I've switched to Windsurf this past couple weeks, previously I used Cursor but I became irritated with their poor communication and expectation setting around the new pricing model.

My app

Finished App

The dashboard provides a clean, comprehensive view of all available covered call options across Rysk's supported assets.

It is designed to be intuitive:

  1. Browse Assets: See all available options at a glance
  2. Analyze Strikes: Choose your preferred risk/reward profile
  3. Monitor Changes: Data updates automatically every 5 minutes

The big value add is the ability to easily compare the actual APRs versus the theoretical APRs as calculated from Black-Scholes.

Technical Stack

For developers interested in the implementation:

  • Frontend: React with Vite
  • Backend: Node.js with Express
  • Data Sources: Rysk Protocol + CoinGecko API
  • Styling: Tailwind CSS
  • (Near) Real-time Updates: Smart caching with background refresh

Final Thoughts

This was a fun journey into exploring a new DeFi app, plus improving my understanding of how to work with AI while coding. For me, it reinforced that IDE-based AI assistants currently provide a much better development experience than CLI alternatives.

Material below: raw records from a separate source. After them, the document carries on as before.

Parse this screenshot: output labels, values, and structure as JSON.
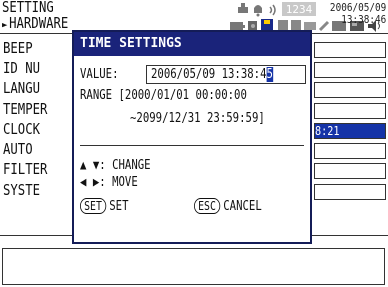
{
  "header": {
    "title": "SETTING",
    "subtitle": "HARDWARE",
    "date": "2006/05/09",
    "time": "13:38:46",
    "status_counter": "1234"
  },
  "menu": {
    "items": [
      "BEEP",
      "ID NU",
      "LANGU",
      "TEMPER",
      "CLOCK",
      "AUTO ",
      "FILTER",
      "SYSTE"
    ],
    "clock_value": "8:21"
  },
  "dialog": {
    "title": "TIME SETTINGS",
    "value_label": "VALUE:",
    "value_text": "2006/05/09 13:38:4",
    "value_cursor_char": "5",
    "range_line1": "RANGE [2000/01/01 00:00:00",
    "range_line2": "~2099/12/31 23:59:59]",
    "change_hint": "▲ ▼: CHANGE",
    "move_hint": "◀ ▶: MOVE",
    "set_key": "SET",
    "set_label": "SET",
    "esc_key": "ESC",
    "esc_label": "CANCEL"
  },
  "icons": [
    "usb-icon",
    "bell-icon",
    "sound-icon",
    "counter-icon",
    "battery-icon",
    "network-icon",
    "disk-icon",
    "document-icon",
    "plug-icon",
    "card-icon"
  ],
  "colors": {
    "highlight": "#1533a7",
    "dialog_title_bg": "#1a237a"
  }
}
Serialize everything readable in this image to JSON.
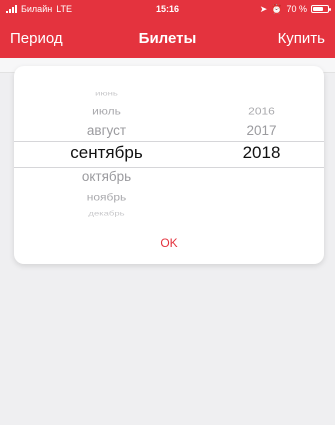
{
  "status_bar": {
    "carrier": "Билайн",
    "network": "LTE",
    "time": "15:16",
    "battery_percent_text": "70 %",
    "battery_level": 0.7,
    "signal_bars": 4
  },
  "nav": {
    "left_label": "Период",
    "title": "Билеты",
    "right_label": "Купить"
  },
  "picker": {
    "months": [
      "июнь",
      "июль",
      "август",
      "сентябрь",
      "октябрь",
      "ноябрь",
      "декабрь"
    ],
    "selected_month": "сентябрь",
    "years": [
      "2016",
      "2017",
      "2018"
    ],
    "selected_year": "2018",
    "ok_label": "OK"
  },
  "colors": {
    "accent": "#e4333e",
    "background": "#efeff1",
    "card": "#ffffff",
    "muted_text": "#9b9b9f",
    "selected_text": "#111111"
  }
}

As for Rysk itself, the dashboard confirmed my initial hypothesis: their pricing appears to be reasonably aligned with Black-Scholes theoretical values. My feeling is that the covered calls are potentially underpriced, but given these are not options then the pricing is perhaps fair.

The project also highlighted how AI can accelerate the development of analytical tools, allowing individual developers to quickly build sophisticated financial dashboards that would have taken much longer using traditional development approaches.


Disclaimer: This tool is for informational purposes only. Always do your own research before making investment decisions. Options trading involves risk and may not be suitable for all investors.